Your child will grow and change more in the first seven years than in any other period of life. Early childhood is like spring, burgeoning with growth forces and overflowing with fresh beauty. While the first few months may seem to pass slowly, soon parents are running after their little ones, both literally and metaphorically. As soon as we think we have a handle on what is happening with our child, everything seems to change and we find ourselves full of questions again. These year-by-year descriptions are based on the Waldorf approach to child development and can perhaps be helpful to new parents.
Waldorf early education is based on the understanding of child development unfolding in distinct seven–year cycle, from birth to 7 years of age.
In each seven-year period, one of our human soul capacities comes to the fore. It should not be a surprise to the parents of young children that willing is the predominant capacity from birth to seven. Feeling predominates in the second seven-year cycle and thinking in the third.
That is why we have divided these seven-year cycle approximately into thirds. So, while the first seven years as a whole is understood as the Will period, we characterize the first third (from birth to 2 1/3) as the Willing-Willing phase, the second third (from 2 1/3 to 4 2/3) as the Feeling-Willing phase, and the last third (from 4 2/3 to 7) as the Thinking-Willing phase. Being aware of these phases helps us to better understand the shifts in consciousness that occur in early childhood and how we can support our children in integrating the changes they are experiencing.
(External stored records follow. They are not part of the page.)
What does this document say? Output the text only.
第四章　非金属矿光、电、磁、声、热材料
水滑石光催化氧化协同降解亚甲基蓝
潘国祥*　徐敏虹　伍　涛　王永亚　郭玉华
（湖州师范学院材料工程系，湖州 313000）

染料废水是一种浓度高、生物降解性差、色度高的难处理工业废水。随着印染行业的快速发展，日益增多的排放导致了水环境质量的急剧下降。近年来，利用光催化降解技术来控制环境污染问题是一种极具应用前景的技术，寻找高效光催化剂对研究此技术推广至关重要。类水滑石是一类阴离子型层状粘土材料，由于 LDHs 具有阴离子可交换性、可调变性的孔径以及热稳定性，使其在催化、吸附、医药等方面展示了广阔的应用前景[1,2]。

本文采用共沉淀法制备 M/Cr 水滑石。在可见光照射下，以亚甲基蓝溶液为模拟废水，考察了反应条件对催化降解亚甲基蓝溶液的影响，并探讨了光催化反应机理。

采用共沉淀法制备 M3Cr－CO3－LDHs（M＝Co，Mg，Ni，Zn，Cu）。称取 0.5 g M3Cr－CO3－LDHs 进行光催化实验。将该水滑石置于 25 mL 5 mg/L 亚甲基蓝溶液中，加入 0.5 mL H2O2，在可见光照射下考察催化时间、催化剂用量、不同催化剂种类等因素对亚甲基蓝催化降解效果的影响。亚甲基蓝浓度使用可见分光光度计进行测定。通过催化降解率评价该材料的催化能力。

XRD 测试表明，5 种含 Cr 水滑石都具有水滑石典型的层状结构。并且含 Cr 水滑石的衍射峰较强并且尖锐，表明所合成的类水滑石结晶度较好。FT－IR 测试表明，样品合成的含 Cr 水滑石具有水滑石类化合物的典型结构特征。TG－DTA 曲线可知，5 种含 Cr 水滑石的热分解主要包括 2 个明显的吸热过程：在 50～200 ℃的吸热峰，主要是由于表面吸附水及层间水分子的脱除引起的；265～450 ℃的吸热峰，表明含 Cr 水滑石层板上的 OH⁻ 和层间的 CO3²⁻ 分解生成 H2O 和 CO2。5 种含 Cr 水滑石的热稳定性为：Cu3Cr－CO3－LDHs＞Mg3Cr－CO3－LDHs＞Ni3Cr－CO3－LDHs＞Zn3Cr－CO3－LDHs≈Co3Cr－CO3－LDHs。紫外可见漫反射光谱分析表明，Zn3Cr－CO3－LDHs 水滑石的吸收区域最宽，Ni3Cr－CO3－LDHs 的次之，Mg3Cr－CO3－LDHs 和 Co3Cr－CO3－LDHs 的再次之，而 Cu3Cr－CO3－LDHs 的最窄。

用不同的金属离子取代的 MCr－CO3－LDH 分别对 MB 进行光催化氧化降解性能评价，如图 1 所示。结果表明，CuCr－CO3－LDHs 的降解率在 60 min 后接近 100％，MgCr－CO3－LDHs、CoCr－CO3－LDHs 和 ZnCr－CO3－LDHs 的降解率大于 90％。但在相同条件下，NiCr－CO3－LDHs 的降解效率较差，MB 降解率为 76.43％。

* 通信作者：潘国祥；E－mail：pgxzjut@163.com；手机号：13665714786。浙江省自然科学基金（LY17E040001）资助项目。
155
Parenting is a process of development in itself. Each year with a child helps us to see how we need to grow and change, but each year also has an abundance of moments that make us smile, laugh, and celebrate together!
My First Year of Life
The processes of conception and birth are no less than miraculous, and the actual presence of a new little soul, especially if it is the first child, can bring to a family a startlingly profound sense of grace and gratitude. Meeting the unflinching gaze of the newborn in the first weeks may even evoke in the parents a new kind of selfless love.
During the first year of life both baby and parents have many new experiences and will make ongoing accommodations for the unfolding needs and capacities of the growing child. The child will gradually come into rhythm with eating and sleeping.
The child will form secure bonds with mother and father and later on, begin to open up to other relationships. The bodily senses will begin to develop, with the sense of touch and life (well-being) being particularly important in the first few months and self-movement (proprioception) and balance becoming increasingly important as the child becomes more mobile. These four bodily senses will continue to be important throughout the first seven-year cycle.
Parents will also observe the exquisite sequence of developmental movements that begin with the child’s focusing of the eyes and discovery of hands and progress to rolling over, sitting up, crawling and, finally, to the crowning achievement of standing upright.
Challenges can arise in any of these areas— in establishing rhythms, in bonding and separation, in sensory or movement development. The following suggestions as to how to approach these challenges come out of the understanding of the nature of the young child in the first seven years.
Slow Down. The pace of modern life is too fast for the young child. The young child needs time, quiet, and occasionally being left alone to be able to access his or her innate developmental wisdom. It can be equally helpful for parents to slow down and enjoy the overlooked treasures of daily life.
Be Present. Bringing respect, reverence, and full attention to the bodily care of your child can strengthen your relationship and help welcome the child’s being into the physical body.
Observe and Listen. Watching and listening to your child will help you develop sensitivity to his or her needs and at the same time, help you let go of unnecessary agendas or worries. You will learn to distinguish the meaning of different kinds of cries and other displays of discomfort, as well as what brings on smiles and laughter.
Warmth. When we speak about warmth in relation to the young child, we mean both physical warmth and soul warmth. The child’s sense for physical warmth is not yet developed and we need to make sure that the child’s physical forces are being used for growth rather than for staying warm. The soul warmth of the family also protects the child and invites him or her into life.
Take Walks in Nature. Give yourself and your child regular excursions in the fresh air and elements. Of course this implies dressing the child in proper clothing for the weather and protecting the child from overexposure to heat or cold. Babies love to lie on the grass beneath a tree and watch the dancing light and shadows of the leaves overhead. The rhythm of walking or walking with the child in a stroller can soothe the fussiest of babies. The younger child is, the more important it is that he or she is nestled in the parent’s arms (rather than facing outward in the baby carrier) or can see the parent’s face when being pushed in the stroller.
Sing. Sing to your child. A baby is very attuned to the sound of the parents’ voices. You will of course speak to your child, but sing to your child, too, even if you only know a few songs. There is nothing as calming to most babies as a lullaby. This is a timeless tradition that is as true now as it ever was.
Trust. Learn to trust in your developing relationship with your child and your own intuition. When questions arise, new parents should, of course, use supportive resources such as doctors, counselors, and more experienced parents, but also weigh the advice given to you with your own growing understanding of your child. Trust also in your child’s capacities. Life is not always easy and we need to allow our children to learn to overcome small challenges.